Non solo la politica è responsabile di aprire quotidianamente le porte al risentimento anti-israeliano. La scrittrice accusa di complicità anche il sistema mediatico europeo, che sotto le spoglie del blasone e della credibilità dei grandi giornali darebbe voce alla sola causa palestinese. A cominciare dalla stampa made in Italy: “Ricordo quando una giovane donna palestinese si fece saltare in aria uccidendo quindici persone, e venne iconizzata dal Corriere della Sera e da Repubblica” accusa la Nirestein. Che poi punta il dito sulla Chiesa Cattolica, “che si è sempre tirata indietro dal difendere gli ebrei, per paura di una reazione del mondo musulmano-egiziano”.
Più diplomatico l’intervento di Giulio Terzi di Sant’Agata, che non a caso della diplomazia ha fatto la sua carriera, dapprima come Ambasciatore italiano all’Onu e in Israele, e per ultimo come titolare della Farnesina. Non nasconde però la sua simpatia per le battaglie e le accuse della Nirestein, che si sente di confermare dall’alto degli anni trascorsi nelle cancellerie estere. Per l’ex ministro del governo Monti non ci sono dubbi, l’antisemitismo oggi è primariamente una manifestazione interna al mondo islamico.

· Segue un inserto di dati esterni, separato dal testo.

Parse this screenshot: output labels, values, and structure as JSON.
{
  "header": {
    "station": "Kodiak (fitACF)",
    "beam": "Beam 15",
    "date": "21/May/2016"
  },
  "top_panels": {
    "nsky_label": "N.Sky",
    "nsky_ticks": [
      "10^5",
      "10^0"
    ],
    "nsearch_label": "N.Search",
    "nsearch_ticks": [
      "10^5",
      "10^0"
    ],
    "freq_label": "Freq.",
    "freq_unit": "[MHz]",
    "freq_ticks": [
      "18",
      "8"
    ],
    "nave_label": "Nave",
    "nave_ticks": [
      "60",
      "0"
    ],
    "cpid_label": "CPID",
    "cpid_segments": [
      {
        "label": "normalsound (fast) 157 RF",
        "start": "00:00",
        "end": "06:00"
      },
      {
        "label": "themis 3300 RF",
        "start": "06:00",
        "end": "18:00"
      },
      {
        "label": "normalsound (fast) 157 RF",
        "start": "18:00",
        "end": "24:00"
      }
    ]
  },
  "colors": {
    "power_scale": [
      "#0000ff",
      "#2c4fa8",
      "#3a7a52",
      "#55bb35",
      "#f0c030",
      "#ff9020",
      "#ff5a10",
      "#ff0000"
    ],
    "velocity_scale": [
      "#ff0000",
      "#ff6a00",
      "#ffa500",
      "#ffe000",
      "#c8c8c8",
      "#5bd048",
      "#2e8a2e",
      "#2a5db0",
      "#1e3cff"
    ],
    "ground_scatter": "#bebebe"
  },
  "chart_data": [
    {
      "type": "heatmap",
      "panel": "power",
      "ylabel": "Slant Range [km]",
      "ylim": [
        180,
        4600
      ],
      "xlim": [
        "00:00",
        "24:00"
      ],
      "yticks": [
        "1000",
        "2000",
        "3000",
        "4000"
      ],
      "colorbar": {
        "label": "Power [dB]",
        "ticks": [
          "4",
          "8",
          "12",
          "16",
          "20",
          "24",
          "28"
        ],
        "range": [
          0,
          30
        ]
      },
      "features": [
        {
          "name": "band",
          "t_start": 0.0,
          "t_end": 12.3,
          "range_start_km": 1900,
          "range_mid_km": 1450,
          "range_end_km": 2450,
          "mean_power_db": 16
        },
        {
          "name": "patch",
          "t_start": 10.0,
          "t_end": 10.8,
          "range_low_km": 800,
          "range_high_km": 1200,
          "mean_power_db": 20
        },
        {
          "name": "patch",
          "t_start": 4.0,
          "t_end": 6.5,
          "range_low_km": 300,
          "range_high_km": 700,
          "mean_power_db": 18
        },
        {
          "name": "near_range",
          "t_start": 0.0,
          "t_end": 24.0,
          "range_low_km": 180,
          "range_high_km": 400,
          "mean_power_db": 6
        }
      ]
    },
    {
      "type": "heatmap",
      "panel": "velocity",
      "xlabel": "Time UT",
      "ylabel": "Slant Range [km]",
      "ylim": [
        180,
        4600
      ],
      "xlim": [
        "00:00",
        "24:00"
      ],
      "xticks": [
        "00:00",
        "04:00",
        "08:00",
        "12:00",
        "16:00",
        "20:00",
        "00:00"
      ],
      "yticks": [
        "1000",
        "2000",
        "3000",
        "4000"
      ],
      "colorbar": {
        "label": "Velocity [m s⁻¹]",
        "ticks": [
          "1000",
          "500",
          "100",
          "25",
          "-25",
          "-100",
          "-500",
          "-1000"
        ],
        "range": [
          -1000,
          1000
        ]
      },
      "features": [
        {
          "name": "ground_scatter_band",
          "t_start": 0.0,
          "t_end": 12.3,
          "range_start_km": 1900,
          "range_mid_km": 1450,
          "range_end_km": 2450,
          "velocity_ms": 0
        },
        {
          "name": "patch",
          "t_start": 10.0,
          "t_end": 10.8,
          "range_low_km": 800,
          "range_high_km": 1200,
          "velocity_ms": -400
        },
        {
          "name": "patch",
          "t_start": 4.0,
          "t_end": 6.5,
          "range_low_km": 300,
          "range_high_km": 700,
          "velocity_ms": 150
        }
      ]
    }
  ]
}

E in particolare di una famiglia di fedeli di Maometto, perché se è senza dubbio vero che “esiste un fondamentalismo di matrice sunnita, quello sciita è più importante per risorse e capacità di penetrazione”. Un odio atavico che non rimane confinato in Iran o in Palestina, ma ha messo le radici in molte delle comunità islamiche europee, soprattutto in Italia, dove “cinque delle sei principali associazioni sciite dimostrano una chiara associazione antisemita”. È il caso di Assadakah, spiega Terzi, “che organizza settimanalmente convegni cui partecipano personaggi di Hezbollah sulla lista dei terroristi del dipartimento di Stato americano, ma anche autorevoli membri della politica italiana”.
C’è infine frustrazione, continua l’ambasciatore, per un vuoto legislativo italiano sul contrasto alla radicalizzazione che non ha eguali in Europa. Un tentativo era giunto con la proposta di introdurre il reato di integralismo islamico firmata da Giorgia Meloni, e poi con il disegno di legge di Stefano Dambruoso e Andrea Manciulli sulla prevenzione del radicalismo jihadista. “La prima è stata respinta automaticamente, succede così in Italia per le proposte delle opposizioni” chiosa Terzi, “il secondo”, conclude, “ha aspettato 18 mesi per poter vedere la luce del giorno alla Camera, ma pare che continuerà a slittare…”.